The recent enactment of a bill legalizing hemp and hemp-derived products has underscored the old adage about the devil being in the details. The purpose of House Bill 1325, which was sponsored by state Rep. Tracy O. King of Uvalde, was to open the door for Texas farmers to produce a new cash crop. We endorsed King’s legislation and continue to do so, despite a small hiccup in the law. It seems that the new measure changed the definition of marijuana from certain parts of the cannabis plant to those parts that contain more than 0.3 percent of tetrahydrocannabinol, the psychoactive ingredient in marijuana. Hemp, on the other hand, is defined as a cannabis plant that cannot contain more than 0.3 percent THC.
Prosecutors and law enforcement agencies across the state are now complaining that since the Texas Department of Public Safety crime labs are unable to determine if a substance contains more than 0.3 percent of THC, people charged with possession of under 4 ounces of marijuana may insist the substance in actually hemp and avoid prosecution. And while we understand the frustration of law enforcement, we can also think of worse things. Especially when you consider that many enforcement agencies have for some time elected to issue citations rather than arrest people in possession of under 4 ounces of pot. It makes one wonder whether the big city prosecutors were ever interested in prosecuting those small-time cases to begin with.
There was also a bipartisan push in the last legislative session to decriminalize the possession of small quantities of marijuana. It seems like a matter of time – probably shorter than longer – before that comes to pass. When it does, it will free law enforcement to focus more resources on criminals whose offenses are far more pernicious to society than the recreational consumption of marijuana.
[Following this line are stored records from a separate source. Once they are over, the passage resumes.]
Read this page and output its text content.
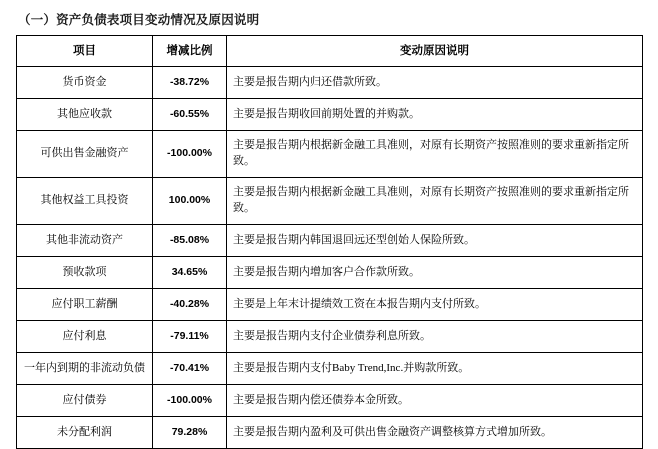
（一）资产负债表项目变动情况及原因说明
项目	增减比例	变动原因说明
货币资金	-38.72%	主要是报告期内归还借款所致。
其他应收款	-60.55%	主要是报告期收回前期处置的并购款。
可供出售金融资产	-100.00%	主要是报告期内根据新金融工具准则，对原有长期资产按照准则的要求重新指定所致。
其他权益工具投资	100.00%	主要是报告期内根据新金融工具准则，对原有长期资产按照准则的要求重新指定所致。
其他非流动资产	-85.08%	主要是报告期内韩国退回远还型创始人保险所致。
预收款项	34.65%	主要是报告期内增加客户合作款所致。
应付职工薪酬	-40.28%	主要是上年末计提绩效工资在本报告期内支付所致。
应付利息	-79.11%	主要是报告期内支付企业债券利息所致。
一年内到期的非流动负债	-70.41%	主要是报告期内支付Baby Trend,Inc.并购款所致。
应付债券	-100.00%	主要是报告期内偿还债券本金所致。
未分配利润	79.28%	主要是报告期内盈利及可供出售金融资产调整核算方式增加所致。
In the meantime, 38th Judicial District Attorney Daniel Kindred, who only prosecutes cases involving felony marijuana possession, offered that the new law will cause “growing pains … but at the end of the day it is not a show stopper.”
In other words, the DPS crime labs will acquire the resources to test for small amounts of THC and whatever backlog of cases has accumulated will eventually be disposed of – one way or the other. And with any luck, farmers in Uvalde County will one day get to harvest enough hemp to have made representative King’s bill worthwhile. We believe that day will come.